“Un coniglio bagnato”. È sconfinata, la fantasia degli avvocati. Attinge dal pozzo senza fondo dell’immaginazione collettiva e, con sottile e consumata professionalità, la porge ai giudici del tribunale con la delicatezza di chi sa che solo contrapponendo grazia a disgrazia può sperare di muoverli a miti sentenze. “È un coniglio bagnato, si può dire?” ha dichiarato Giovanni Caruso, legale di Filippo Turetta, entrando in Corte d’Assise a Venezia dove è in corso il processo all’omicida di Giulia Cecchettin. Aggiungendo che il suo assistito “depositerà uno scritto di circa 40 pagine” con “i suoi ricordi”, chissà se anche questa volta – com’è successo per sua stessa ammissione – punteggiati delle bugie che, nonostante l’evidenza dei fatti e l’arresto, pronunciò al primo interrogatorio di fronte al pubblico ministero.
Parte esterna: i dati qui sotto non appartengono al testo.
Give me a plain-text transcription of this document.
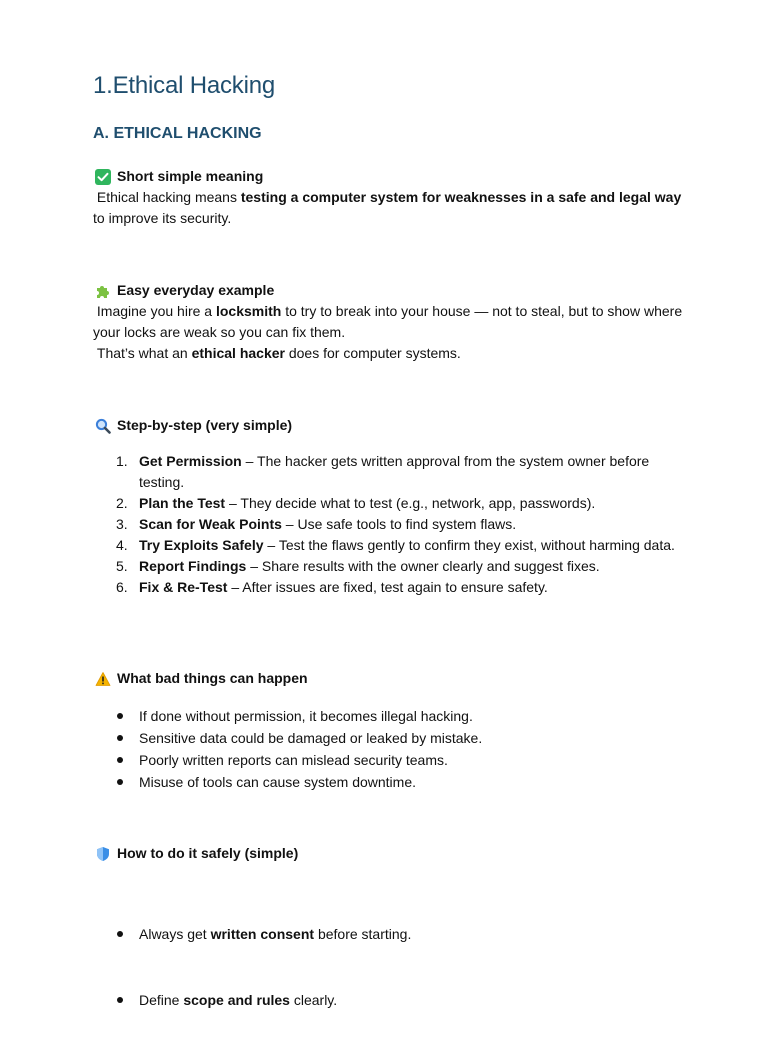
1.Ethical Hacking
A. ETHICAL HACKING
Short simple meaning
Ethical hacking means testing a computer system for weaknesses in a safe and legal way to improve its security.
Easy everyday example
Imagine you hire a locksmith to try to break into your house — not to steal, but to show where your locks are weak so you can fix them.
That’s what an ethical hacker does for computer systems.
Step-by-step (very simple)
1. Get Permission – The hacker gets written approval from the system owner before testing.
2. Plan the Test – They decide what to test (e.g., network, app, passwords).
3. Scan for Weak Points – Use safe tools to find system flaws.
4. Try Exploits Safely – Test the flaws gently to confirm they exist, without harming data.
5. Report Findings – Share results with the owner clearly and suggest fixes.
6. Fix & Re-Test – After issues are fixed, test again to ensure safety.
What bad things can happen
If done without permission, it becomes illegal hacking.
Sensitive data could be damaged or leaked by mistake.
Poorly written reports can mislead security teams.
Misuse of tools can cause system downtime.
How to do it safely (simple)

Always get written consent before starting.

Define scope and rules clearly.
È probabile che per stenderle voglia sfogliare – se glielo sarà permesso – il diario che tenne a partire dal 7 novembre di un anno fa, quattro giorni prima di uccidere brutalmente la sua ex-fidanzata. Pagine dell’orrore nelle quali chissà se il giovane assassino riuscirà ancora a riconoscersi, a quasi dodici mesi trascorsi da allora, oppure se ne scriverà come “di un altro”. Lo farebbero supporre certe sue parole pronunciate in aula: “L’unica cosa a cui penso è espiare la mia colpa, ridicolo chiedere scusa: darei solo ulteriore dolore”.
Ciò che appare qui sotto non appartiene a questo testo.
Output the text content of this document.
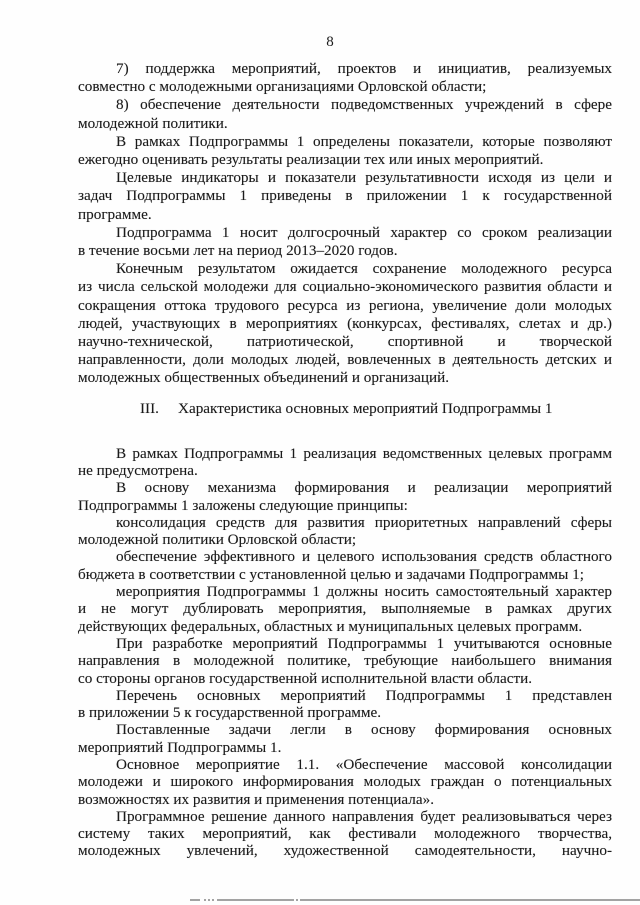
8
7) поддержка мероприятий, проектов и инициатив, реализуемых
совместно с молодежными организациями Орловской области;
8) обеспечение деятельности подведомственных учреждений в сфере
молодежной политики.
В рамках Подпрограммы 1 определены показатели, которые позволяют
ежегодно оценивать результаты реализации тех или иных мероприятий.
Целевые индикаторы и показатели результативности исходя из цели и
задач Подпрограммы 1 приведены в приложении 1 к государственной
программе.
Подпрограмма 1 носит долгосрочный характер со сроком реализации
в течение восьми лет на период 2013–2020 годов.
Конечным результатом ожидается сохранение молодежного ресурса
из числа сельской молодежи для социально-экономического развития области и
сокращения оттока трудового ресурса из региона, увеличение доли молодых
людей, участвующих в мероприятиях (конкурсах, фестивалях, слетах и др.)
научно-технической, патриотической, спортивной и творческой
направленности, доли молодых людей, вовлеченных в деятельность детских и
молодежных общественных объединений и организаций.
III. Характеристика основных мероприятий Подпрограммы 1
В рамках Подпрограммы 1 реализация ведомственных целевых программ
не предусмотрена.
В основу механизма формирования и реализации мероприятий
Подпрограммы 1 заложены следующие принципы:
консолидация средств для развития приоритетных направлений сферы
молодежной политики Орловской области;
обеспечение эффективного и целевого использования средств областного
бюджета в соответствии с установленной целью и задачами Подпрограммы 1;
мероприятия Подпрограммы 1 должны носить самостоятельный характер
и не могут дублировать мероприятия, выполняемые в рамках других
действующих федеральных, областных и муниципальных целевых программ.
При разработке мероприятий Подпрограммы 1 учитываются основные
направления в молодежной политике, требующие наибольшего внимания
со стороны органов государственной исполнительной власти области.
Перечень основных мероприятий Подпрограммы 1 представлен
в приложении 5 к государственной программе.
Поставленные задачи легли в основу формирования основных
мероприятий Подпрограммы 1.
Основное мероприятие 1.1. «Обеспечение массовой консолидации
молодежи и широкого информирования молодых граждан о потенциальных
возможностях их развития и применения потенциала».
Программное решение данного направления будет реализовываться через
систему таких мероприятий, как фестивали молодежного творчества,
молодежных увлечений, художественной самодеятельности, научно-
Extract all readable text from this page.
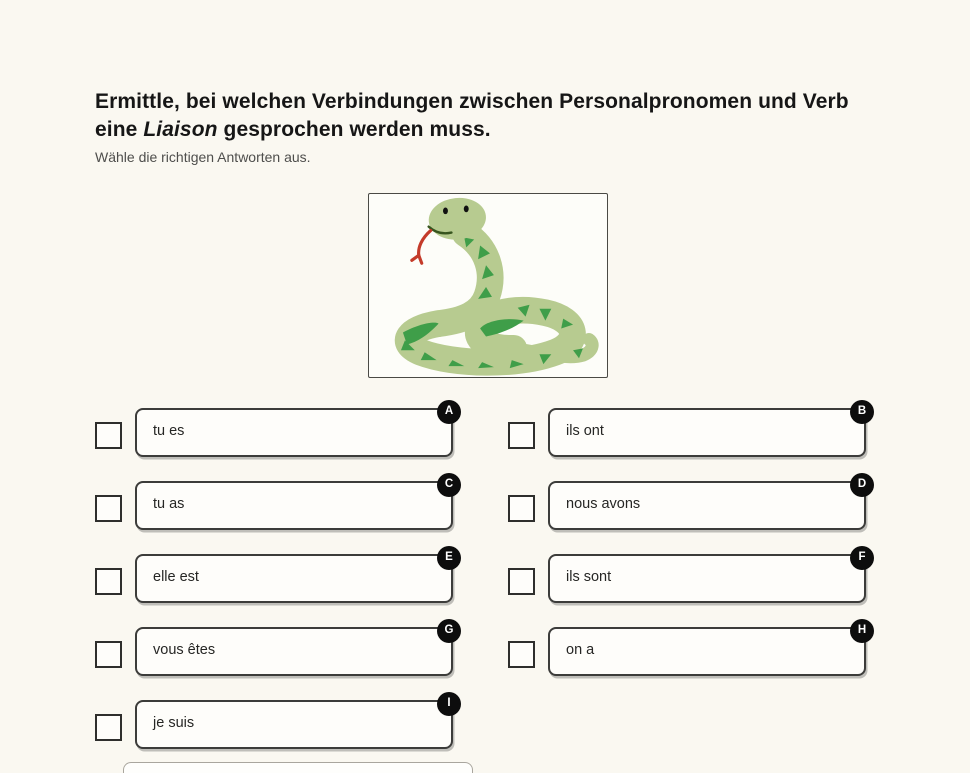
Ermittle, bei welchen Verbindungen zwischen Personalpronomen und Verb eine Liaison gesprochen werden muss.
Wähle die richtigen Antworten aus.
tu es
A
ils ont
B
tu as
C
nous avons
D
elle est
E
ils sont
F
vous êtes
G
on a
H
je suis
I
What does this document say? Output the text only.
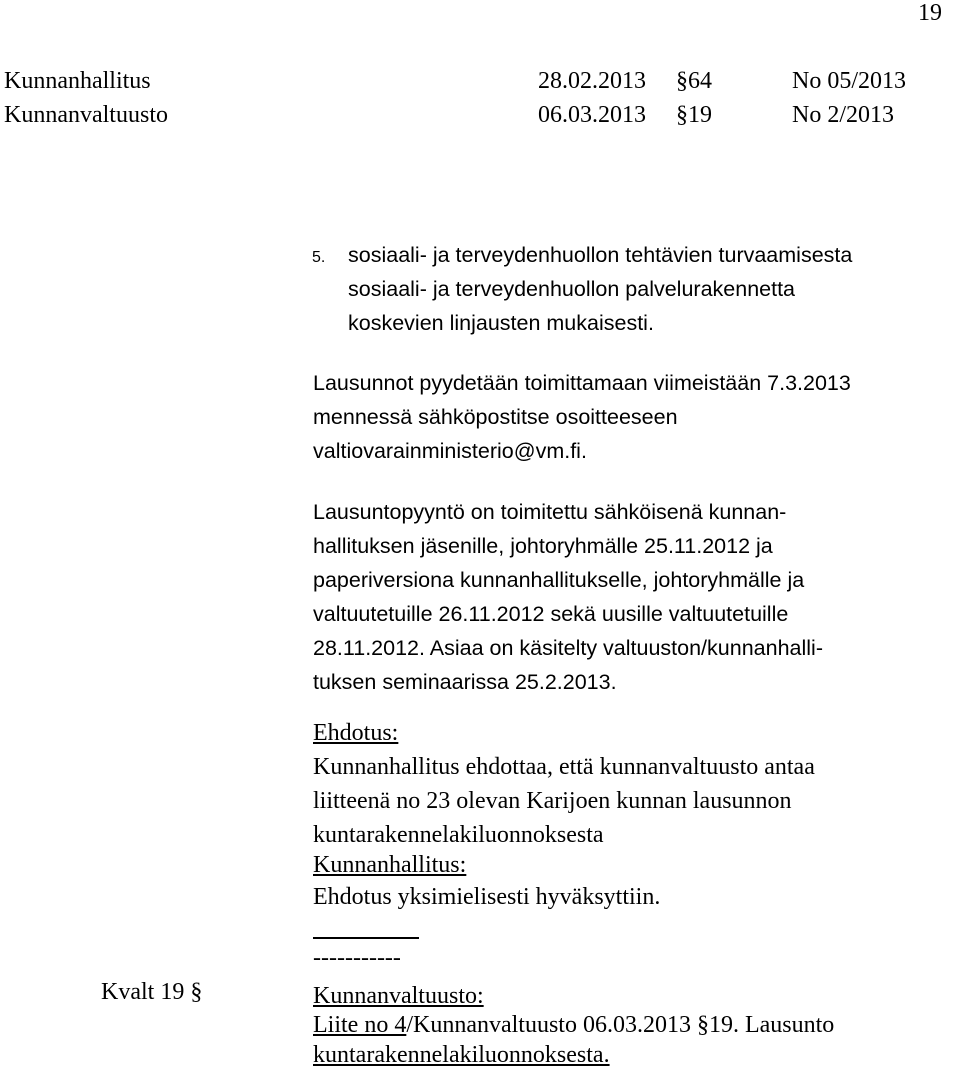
19
Kunnanhallitus	28.02.2013 §64	No 05/2013
Kunnanvaltuusto	06.03.2013 §19	No 2/2013
5. sosiaali- ja terveydenhuollon tehtävien turvaamisesta
sosiaali- ja terveydenhuollon palvelurakennetta
koskevien linjausten mukaisesti.
Lausunnot pyydetään toimittamaan viimeistään 7.3.2013
mennessä sähköpostitse osoitteeseen
valtiovarainministerio@vm.fi.
Lausuntopyyntö on toimitettu sähköisenä kunnan-
hallituksen jäsenille, johtoryhmälle 25.11.2012 ja
paperiversiona kunnanhallitukselle, johtoryhmälle ja
valtuutetuille 26.11.2012 sekä uusille valtuutetuille
28.11.2012. Asiaa on käsitelty valtuuston/kunnanhalli-
tuksen seminaarissa 25.2.2013.
Ehdotus:
Kunnanhallitus ehdottaa, että kunnanvaltuusto antaa
liitteenä no 23 olevan Karijoen kunnan lausunnon
kuntarakennelakiluonnoksesta
Kunnanhallitus:
Ehdotus yksimielisesti hyväksyttiin.
-----------
Kvalt 19 §	Kunnanvaltuusto:
Liite no 4/Kunnanvaltuusto 06.03.2013 §19. Lausunto
kuntarakennelakiluonnoksesta.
Contrariamente a tante messe in scena, troppi silenzi, incresciosi schemi difensivi cui siamo costretti ad assistere nel mare di dibattimenti di cui è infarcito il nostro sistema giudiziario, almeno questo atto di sincerità – se tale è davvero – dobbiamo riconoscere a Filippo Turetta: l’ammissione del senso di colpa. Fosse autentica, basterebbe a caricarlo della croce per il resto dei suoi giorni. Per questo ci è suonata invece falsa, smaccatamente progettata per ottenere una sorta di “effetto buonismo”, l’immagine del coniglio bagnato gettata alla stampa: no, caro avvocato, quelle parole non le poteva, non le doveva proprio dire. Dovere di un sistema giudiziario democratico è non lasciare solo l’imputato, ancor più se accusato – e, se non crolla il mondo, alla fine condannato anche a fronte dell’ammissione di colpa aggravata dalla premeditazione – di pesanti delitti. Aiutarlo a ritrovare il silenzio che, secondo la Regola di San Benedetto, ha il significato di “abitare con se stessi”, sapendo cioè convivere anche coi propri limiti. Ma per questo occorre tempo, tanto tempo, anni di silenzio senza gli sconti che hanno sempre il sapore acre del buonismo – la peggior malattia della nostra epoca lassista –, irriguardoso dell’altrui dolore (pensiamo al padre e alla sorella di Giulia) marchiato dal “fine pena mai”, lacrime senza limiti attraverso cui cercare di purificarsi. E pazienza se per umana mancanza o, Dio non voglia, per senso di vendetta, non arriverà il perdono. Questo, davanti al dolore innocente, occorre guadagnarselo.